Há décadas o Carnaval de Corumbá não reunia tantas escolas com potencial para conquistar o título, e quem ganha é o público, que esperou pacientemente durante seis horas para ver todas elas passarem pela avenida. No desfile encerrado às 3h25 da madrugada desta terça-feira, A Pesada, Império do Morro, Mocidade Independente da Nova Corumbá e Vila Mamona mostraram que estão separadas apenas por um fio nas mãos dos jurados, que escolherão uma campeã. Como se os deuses do Carnaval assim quisessem, a chuva só começou a cair depois que as últimas alas da Vila Mamona cruzaram a avenida. Coincidentemente, o tema da Vila, que reverenciava as lutas da mulher negra, também evocava deuses das religiões africanas. Orixás femininos como Oxum, a deusa da beleza, da fertilidade e maternidade, apareceram nas fantasias das baianas. Ou no carro que reproduziu a casa de madeira da umbandista Cacilda, famosas por seus passes e consultas espirituais até os anos 70 em Corumbá. No camarote da imprensa, disseram-me que o tema da Vila Mamona não havia sido bem recebido por relacionar a mulher negra à umbanda e candomblé, mas vejo que, pelo contrário, esta é a verdadeira história que precisa ser contada à nova geração para eliminar de vez o preconceito contra as religiões de origem africana, trazida e mantida por negros que viraram escravos. Lembrar Cacilda e as filas que se formavam em frente à sua modesta casa em busca de um passe é resgatar a história da religiosidade corumbaense. É explicar porque hoje a maioria dos festeiros de São João e São Pedro é dona de terreiros de umbanda e candomblé. Pode ser uma questão de raízes familiares ou de simples escolha, não importa, é um caminho de espiritualidade que deve ser respeitado. É senso comum ir para a avenida com temas politicamente corretos, mas o difícil é lançar uma provocação, um debate, uma nova proposta, e reconstruir uma história perdida e mal interpretada. E o Carnaval é palco para a arte de criar, pensar, renovar. Parabéns à Vila Mamona pela coragem e pela volta, por cima, para o Grupo Especial.

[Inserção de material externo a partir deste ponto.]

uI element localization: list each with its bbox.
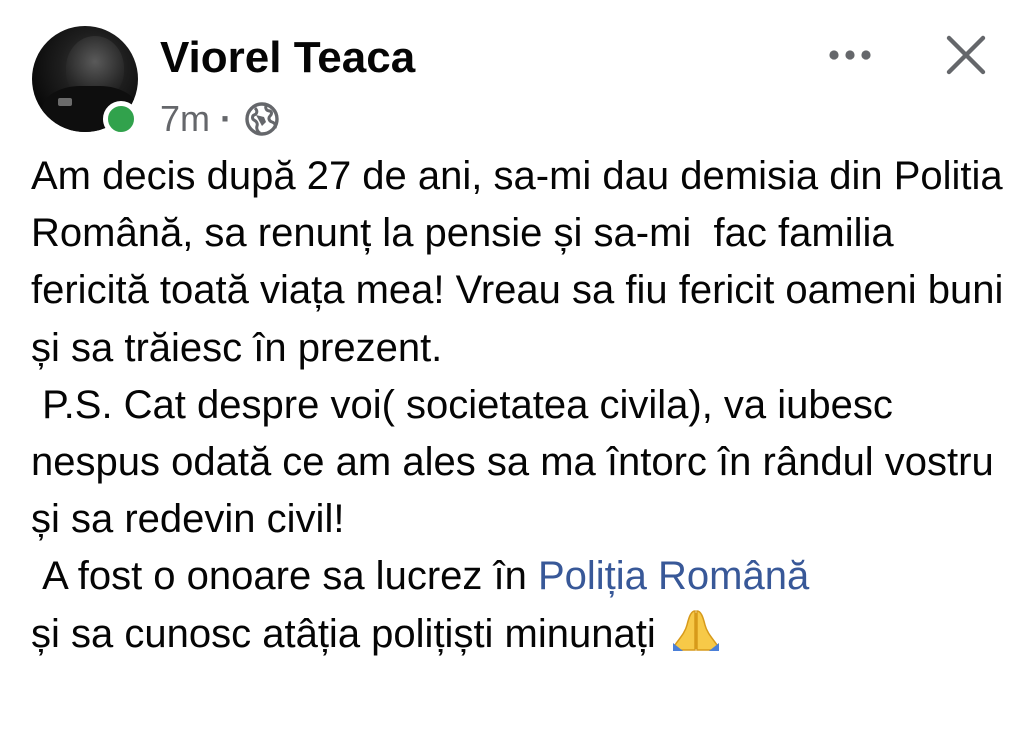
online-status-indicator — [103, 101, 139, 137]
post-paragraph-2: P.S. Cat despre voi( societatea civila),… — [31, 382, 1005, 542]
page-link-politia-romana[interactable]: Poliția Română — [538, 554, 809, 598]
post-header: Viorel Teaca 7m · — [0, 0, 1024, 150]
post-paragraph-3-end: și sa cunosc atâția polițiști minunați — [31, 611, 667, 656]
more-options-icon[interactable] — [824, 38, 876, 72]
post-text: Am decis după 27 de ani, sa-mi dau demis… — [31, 148, 1011, 663]
author-name[interactable]: Viorel Teaca — [160, 33, 415, 83]
meta-separator: · — [220, 98, 233, 139]
avatar-patch — [58, 98, 72, 106]
post-paragraph-3-text: A fost o onoare sa lucrez în — [31, 554, 538, 599]
close-icon[interactable] — [944, 33, 988, 77]
post-meta: 7m · — [160, 96, 280, 142]
post-timestamp[interactable]: 7m — [160, 98, 210, 140]
post-paragraph-1: Am decis după 27 de ani, sa-mi dau demis… — [31, 154, 1015, 370]
folded-hands-emoji-icon — [672, 609, 719, 651]
facebook-post: Viorel Teaca 7m · Am decis după 27 de an… — [0, 0, 1024, 736]
post-paragraph-3: A fost o onoare sa lucrez în Poliția Rom… — [31, 548, 1011, 662]
globe-icon[interactable] — [244, 101, 280, 137]
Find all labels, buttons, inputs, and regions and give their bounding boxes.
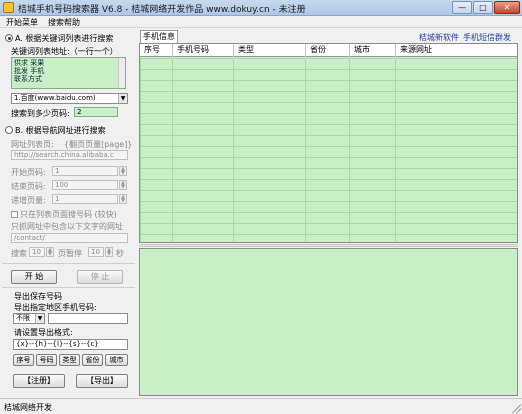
tab-phone-info[interactable]: 手机信息 <box>140 30 178 43</box>
mode-keyword-label: A. 根据关键词列表进行搜索 <box>15 34 114 43</box>
maximize-button[interactable]: □ <box>473 1 493 14</box>
only-list-label: 只在列表页面搜号码 (较快) <box>20 210 117 219</box>
search-engine-value: 1.百度(www.baidu.com) <box>14 94 96 102</box>
url-list-hint: {翻页页量[page]} <box>64 140 133 149</box>
column-header[interactable]: 省份 <box>306 44 350 57</box>
left-panel: A. 根据关键词列表进行搜索 关键词列表地址:（一行一个） 供求 采果 批发 手… <box>2 29 135 396</box>
column-header[interactable]: 城市 <box>350 44 396 57</box>
grid-column-line <box>233 58 234 242</box>
start-page-label: 开始页码: <box>11 168 46 177</box>
format-input[interactable]: {x}--{h}--{l}--{s}--{c} <box>13 339 128 350</box>
contain-input[interactable]: /contact/ <box>11 233 128 243</box>
start-button[interactable]: 开 始 <box>11 270 57 284</box>
start-page-input[interactable]: 1 <box>52 166 118 176</box>
keyword-list-input[interactable]: 供求 采果 批发 手机 联系方式 <box>11 57 126 89</box>
step-label: 递增页量: <box>11 196 46 205</box>
step-input[interactable]: 1 <box>52 194 118 204</box>
search-engine-select[interactable]: 1.百度(www.baidu.com) ▼ <box>11 93 128 104</box>
region-select[interactable]: 不限 ▼ <box>13 313 45 324</box>
checkbox-icon <box>11 211 18 218</box>
status-bar: 桔城网络开发 <box>0 398 522 414</box>
export-button[interactable]: 【导出】 <box>76 374 128 388</box>
grid-column-line <box>172 58 173 242</box>
keyword-list-label: 关键词列表地址:（一行一个） <box>11 47 118 56</box>
pause-input[interactable]: 10 <box>88 247 104 257</box>
field-button-number[interactable]: 号码 <box>36 354 57 366</box>
link-sms-mass[interactable]: 手机短信群发 <box>463 32 511 43</box>
url-input[interactable]: http://search.china.alibaba.c <box>11 150 128 160</box>
menu-bar: 开始菜单 搜索帮助 <box>0 16 522 28</box>
export-section-label: 导出保存号码 <box>14 292 62 301</box>
grid-column-line <box>305 58 306 242</box>
mode-url-label: B. 根据导航网址进行搜索 <box>15 126 106 135</box>
column-header[interactable]: 手机号码 <box>173 44 234 57</box>
keyword-line: 批发 手机 <box>14 67 45 75</box>
grid-column-line <box>395 58 396 242</box>
keyword-line: 联系方式 <box>14 75 42 83</box>
field-button-type[interactable]: 类型 <box>59 354 80 366</box>
window-title: 桔城手机号码搜索器 V6.8 - 桔城网络开发作品 www.dokuy.cn -… <box>18 5 306 15</box>
spin-updown-icon[interactable]: ▲ ▼ <box>46 247 54 257</box>
search-count-input[interactable]: 10 <box>29 247 45 257</box>
results-grid[interactable]: 序号 手机号码 类型 省份 城市 来源网址 <box>139 43 518 243</box>
app-icon <box>3 2 14 13</box>
keyword-line: 供求 采果 <box>14 59 45 67</box>
mode-url-radio[interactable]: B. 根据导航网址进行搜索 <box>5 125 106 136</box>
menu-item-help[interactable]: 搜索帮助 <box>48 17 80 28</box>
url-list-label: 网址列表页: <box>11 140 54 149</box>
radio-unselected-icon <box>5 126 13 134</box>
pages-input[interactable]: 2 <box>74 107 118 117</box>
pause-label: 页暂停 <box>58 249 82 258</box>
stop-button[interactable]: 停 止 <box>77 270 123 284</box>
chevron-down-icon: ▼ <box>118 94 127 103</box>
pages-label: 搜索到多少页码: <box>11 109 70 118</box>
search-count-label: 搜索 <box>11 249 27 258</box>
link-new-software[interactable]: 桔城新软件 <box>419 32 459 43</box>
chevron-down-icon: ▼ <box>35 314 44 323</box>
region-value: 不限 <box>16 314 30 322</box>
format-label: 请设置导出格式: <box>14 328 73 337</box>
status-text: 桔城网络开发 <box>4 403 52 412</box>
title-bar: 桔城手机号码搜索器 V6.8 - 桔城网络开发作品 www.dokuy.cn -… <box>0 0 522 16</box>
mode-keyword-radio[interactable]: A. 根据关键词列表进行搜索 <box>5 33 113 44</box>
pane-splitter[interactable] <box>139 244 518 247</box>
divider <box>2 287 135 288</box>
grid-header: 序号 手机号码 类型 省份 城市 来源网址 <box>140 44 517 57</box>
contain-label: 只抓网址中包含以下文字的网址 <box>11 222 123 231</box>
column-header[interactable]: 类型 <box>234 44 306 57</box>
spin-updown-icon[interactable]: ▲ ▼ <box>105 247 113 257</box>
spin-updown-icon[interactable]: ▲ ▼ <box>119 166 127 176</box>
field-button-index[interactable]: 序号 <box>13 354 34 366</box>
column-header[interactable]: 来源网址 <box>396 44 517 57</box>
register-button[interactable]: 【注册】 <box>13 374 65 388</box>
log-output-box[interactable] <box>139 248 518 396</box>
region-input[interactable] <box>48 313 128 324</box>
field-button-city[interactable]: 城市 <box>105 354 128 366</box>
minimize-button[interactable]: — <box>452 1 472 14</box>
end-page-label: 结束页码: <box>11 182 46 191</box>
menu-item-start[interactable]: 开始菜单 <box>6 17 38 28</box>
grid-column-line <box>349 58 350 242</box>
column-header[interactable]: 序号 <box>140 44 173 57</box>
radio-selected-icon <box>5 34 13 42</box>
spin-updown-icon[interactable]: ▲ ▼ <box>119 194 127 204</box>
only-list-checkbox[interactable]: 只在列表页面搜号码 (较快) <box>11 209 117 220</box>
close-button[interactable]: ✕ <box>494 1 520 14</box>
spin-updown-icon[interactable]: ▲ ▼ <box>119 180 127 190</box>
keyword-scrollbar[interactable] <box>118 58 125 88</box>
grid-body <box>140 58 517 242</box>
export-region-label: 导出指定地区手机号码: <box>14 303 97 312</box>
end-page-input[interactable]: 100 <box>52 180 118 190</box>
divider <box>2 263 135 264</box>
resize-grip-icon[interactable] <box>511 403 521 413</box>
field-button-province[interactable]: 省份 <box>82 354 103 366</box>
seconds-label: 秒 <box>116 249 124 258</box>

domingo, 15 de fevereiro de 2015

Sangue, suor e saúde da Imperatriz

Cecília Sant'Anna, rainha da bateria da Imperatriz (Agência Navepress)
Eram duas horas em ponto da madrugada desta segunda de Carnaval quando a garoa começou a molhar os paralelepípedos e o asfalto da avenida General Rondon, já no final do desfile da Marquês de Sapucaí, que abriu as apresentações do Grupo Especial em Corumbá. Mas o que me chamou mais a atenção foi a exibição da Imperatriz Corumbaense. A escola inovou  ao trazer para a avenida um tema palpitante e atual, mas que já possui sua breve história: a luta contra o câncer. Um tema que tem tudo a ver com a saúde nos lares brasileiros. É uma forte candidato ao título do Grupo de Acesso. A verdade é que a Imperatriz causou impacto com imagens fortes como a de Rosa Mavigner, a paciente que criou o lenço como símbolo da campanha contra o câncer, e veio num carro alegórico. Elton e Lindinha, mestre-sala e porta-bandeira, representaram a radioterapia. Os 50 ritmistas da bateria se vestiram como os glóbulos vermelhos do sangue, da hemoglobina. E a rainha da bateria Cecília Sant’Anna surgiu com uma fantasia exuberante também em tom rubro que me trouxe as melhores recordações da maravilhosa Carol Duarte, estrela maior por muito tempo na Império do Morro. Rainha da bateria não conta ponto para efeito de jurados, lembra-me, ao meu lado, Arturo Ardaya, coordenador do Conselho Municipal de Cultura, que não perde um só lance deste Carnaval com sua intrépida lente digital. Rainha serve apenas para animar a escola, acrescenta. No caso de Cecília, sobrou animação, luxo, beleza e simpatia, que podem empurrar a Imperatriz rumo ao Grupo Especial.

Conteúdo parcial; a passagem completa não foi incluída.